MAX LAEUGER
1864-1952
Max Laeuger (or Läuger) was born in Lörrach in the south-west of Germany on September 30, 1864. He was a truly multitalented: Architect, garden-designer, painter, draughtsman and professor. Laeuger was an autodidact in the skills of pottery, studied at the Karlsruhe Polytechnic and eventually became a professor. He is usually known as Professor Max Laeuger and some of his work is marked thus. In 1895 after travelling throughout Europe visiting the major cultural centres to study art he was appointed as the director of the art pottery department of Tonwerke Kanderne close to his home town.
From 1921 he had his own workshop in premises formerly owned by the company and produced designs for them there.

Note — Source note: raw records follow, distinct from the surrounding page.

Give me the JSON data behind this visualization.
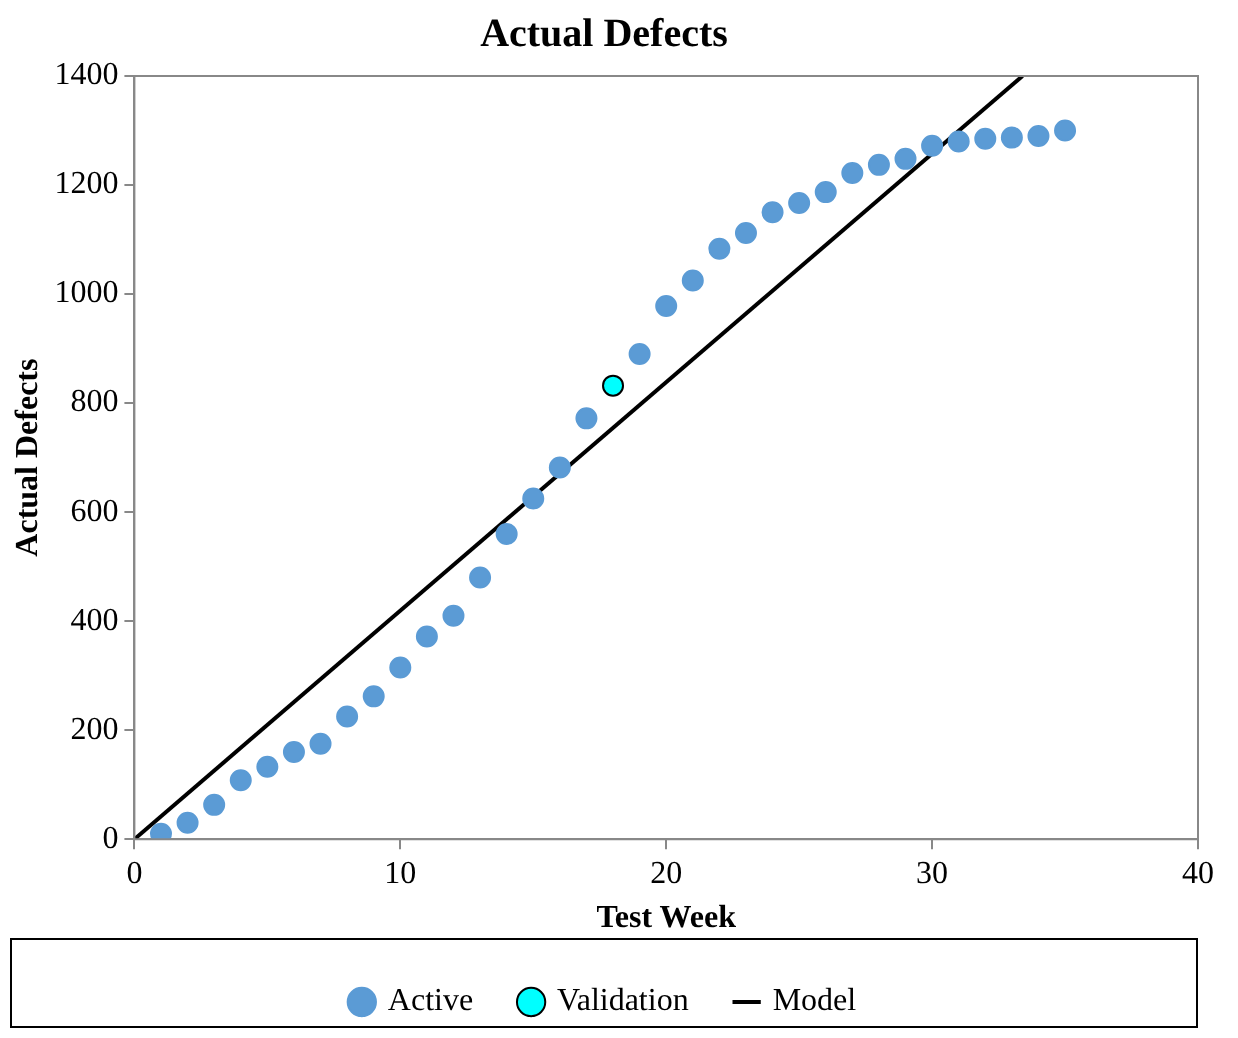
{
  "chart_data": {
    "type": "scatter",
    "title": "Actual Defects",
    "xlabel": "Test Week",
    "ylabel": "Actual Defects",
    "xlim": [
      0,
      40
    ],
    "xticks": [
      0,
      10,
      20,
      30,
      40
    ],
    "ylim": [
      0,
      1400
    ],
    "yticks": [
      0,
      200,
      400,
      600,
      800,
      1000,
      1200,
      1400
    ],
    "grid": false,
    "legend": "bottom",
    "marker": "circle",
    "series": [
      {
        "name": "Active",
        "type": "scatter",
        "color": "#5b9bd5",
        "x": [
          1,
          2,
          3,
          4,
          5,
          6,
          7,
          8,
          9,
          10,
          11,
          12,
          13,
          14,
          15,
          16,
          17,
          19,
          20,
          21,
          22,
          23,
          24,
          25,
          26,
          27,
          28,
          29,
          30,
          31,
          32,
          33,
          34,
          35
        ],
        "values": [
          10,
          30,
          63,
          108,
          133,
          160,
          175,
          225,
          262,
          315,
          372,
          410,
          480,
          560,
          625,
          682,
          772,
          890,
          978,
          1025,
          1083,
          1112,
          1150,
          1167,
          1187,
          1222,
          1237,
          1248,
          1272,
          1280,
          1285,
          1287,
          1290,
          1300
        ]
      },
      {
        "name": "Validation",
        "type": "scatter",
        "color": "#00ffff",
        "x": [
          18
        ],
        "values": [
          832
        ]
      },
      {
        "name": "Model",
        "type": "line",
        "color": "#000000",
        "marker": "none",
        "x": [
          0,
          33.4
        ],
        "values": [
          0,
          1400
        ]
      }
    ]
  }
}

The work produced fell into three types; slip decorated wares designed by Laeuger but produced entirely by the factory, pieces made at the factory but decorated and glazed by Laeuger and one-off pieces by the professor made from beginning to end in his own workshop. All were marketed by Majolika-Manufaktur.

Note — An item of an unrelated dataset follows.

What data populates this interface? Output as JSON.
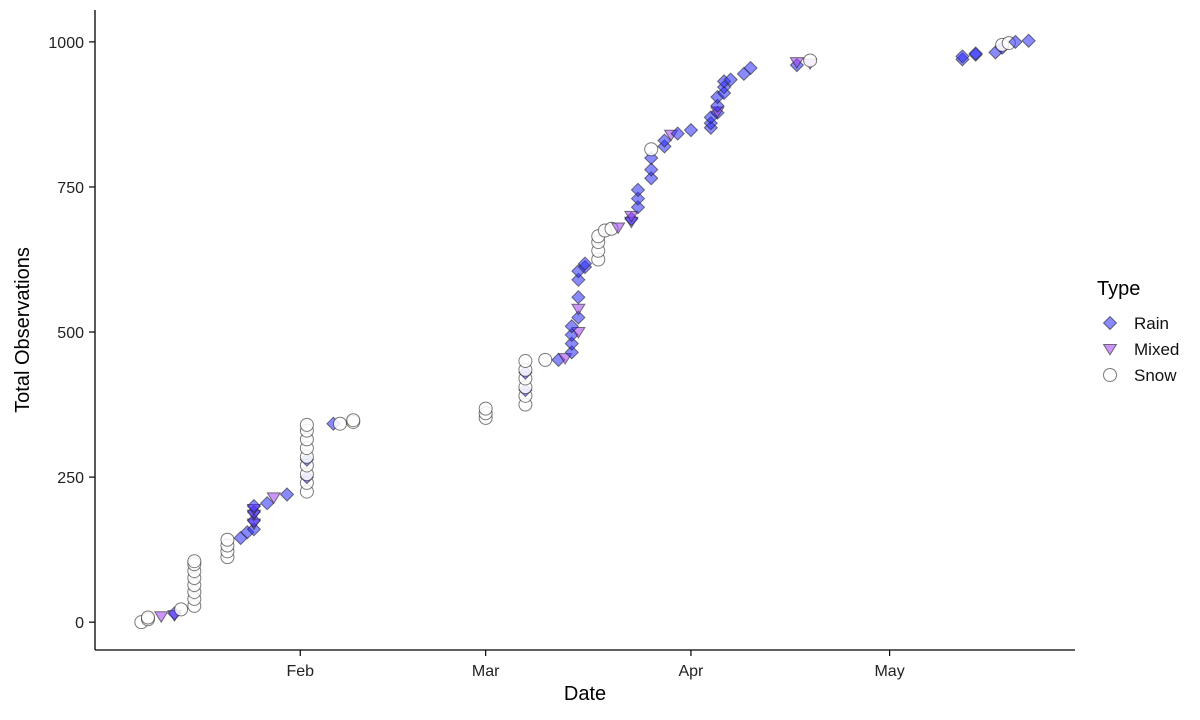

Through the thirties and into the Second World War he worked on his own, but after his workshop was destroyed in 1944 he returned to Lörrach where he died on December 12, 1952. Laeuger was a major figure in German ceramics. His designs and his glazes had 'organic' characteristics that are unmistakable and his work is much sought-after by collectors. His works are full of life, ceramics with a soul!